An options trading program marketed as a “Yield Enhancement” strategy to brokerage customers of UBS, reportedly including risk averse investors with substantial bond portfolios, has suffered a hard landing in November and December as the so-called “Iron Condor” index options spread-based scheme has reportedly delivered losses in excess of 20% of the capital committed.
UBS’s Yield Enhancement Strategy (“YES”) reportedly has over $5 billion under management and over 1,200 investors. Investors in YES must agree to commit capital to the program, a so-called “mandate,” which may take the form of securities or cash. The committed capital provides collateral for options spread trading in each investor’s account. Although marketed to bond investors, the bonds held by each investor have nothing to do with the YES strategy other than serving as collateral for the options trades. Some investors pledge other securities or cash as collateral for the YES program.
The YES strategy entails generating option premium income through the strategic sale and purchase of SPX (S&P 500) index option spreads. This strategy, which is also sometimes referred to as an “Iron Condor” spread, involves writing two vertical options spreads – a bear call spread and a bull put spread. Thus, this strategy entails four different options contracts, each with the same expiration date and differing exercise prices. The “Iron Condor” strategy involves writing both a short put and a short call against the SPX, with these naked, or uncovered, options are designed to generate income for the investor via the receipt of premium. Further, the “Iron Condor” strategy involves writing both a long put and long call against the SPX, with these trades, or options legs, designed to mitigate the risk associated with the uncovered options positions.

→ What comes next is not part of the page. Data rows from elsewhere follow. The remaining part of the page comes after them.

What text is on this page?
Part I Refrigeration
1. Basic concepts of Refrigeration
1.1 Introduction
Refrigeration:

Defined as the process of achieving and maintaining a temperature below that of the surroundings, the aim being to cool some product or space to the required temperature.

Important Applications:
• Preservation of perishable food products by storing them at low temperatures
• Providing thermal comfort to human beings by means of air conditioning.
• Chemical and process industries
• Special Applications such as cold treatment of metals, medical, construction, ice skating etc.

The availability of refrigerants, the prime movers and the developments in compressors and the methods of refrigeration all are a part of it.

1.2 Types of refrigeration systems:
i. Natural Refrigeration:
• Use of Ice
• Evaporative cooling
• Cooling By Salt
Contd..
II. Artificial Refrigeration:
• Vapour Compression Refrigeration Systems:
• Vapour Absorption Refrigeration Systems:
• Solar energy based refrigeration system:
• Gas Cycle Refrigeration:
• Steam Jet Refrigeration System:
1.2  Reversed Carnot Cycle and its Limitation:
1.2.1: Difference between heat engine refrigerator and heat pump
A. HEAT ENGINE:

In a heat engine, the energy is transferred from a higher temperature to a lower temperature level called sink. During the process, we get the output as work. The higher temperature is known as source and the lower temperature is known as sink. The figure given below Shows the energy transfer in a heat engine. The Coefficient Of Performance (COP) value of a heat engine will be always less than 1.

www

While the YES strategy may deliver solid returns in a market that neither rises nor falls substantially over relatively short time frames, the strategy’s inherent substantial risks become apparent in times of heightened stock market volatility. For example, earlier this year in February 2018, when markets turned volatile, a volatility index known as VIX spiked to extreme levels in excess of 20. During that same time frame, YES incurred its first substantial losses of 2018. Unfortunately, the February 2018 losses appear to represent only the beginning. YES investors have reportedly suffered losses in excess of 20% of their committed capital during November and December 2018 as markets once again turned volatile. Many investors found to their chagrin that their options positions incurred steep losses- far beyond what they had thought was possible- over very short periods of time.
Ultimately, options strategies like the iron condor amount to bets in favor of the time decay embedded in options (which have fixed expiration dates) versus volatility. On the one hand, an investor can pocket options premium income in those instances where the option — which has a finite lifespan and fixed expiration and is therefore properly viewed as a decaying asset — goes to zero and expires worthless. However, on the other hand, periods of pronounced market volatility can quickly lead to scenarios where the option premium is dwarfed by losses due to market volatility.
UBS reportedly marketed the “Yield Enhancement” strategy to high net worth investors as presenting limited risk while providing single-digit annual enhancement of returns on bond portfolios. This marketing angle may have appealed to risk-averse investors due to the lower bond yields available during the recent multi-year period of low interest rates.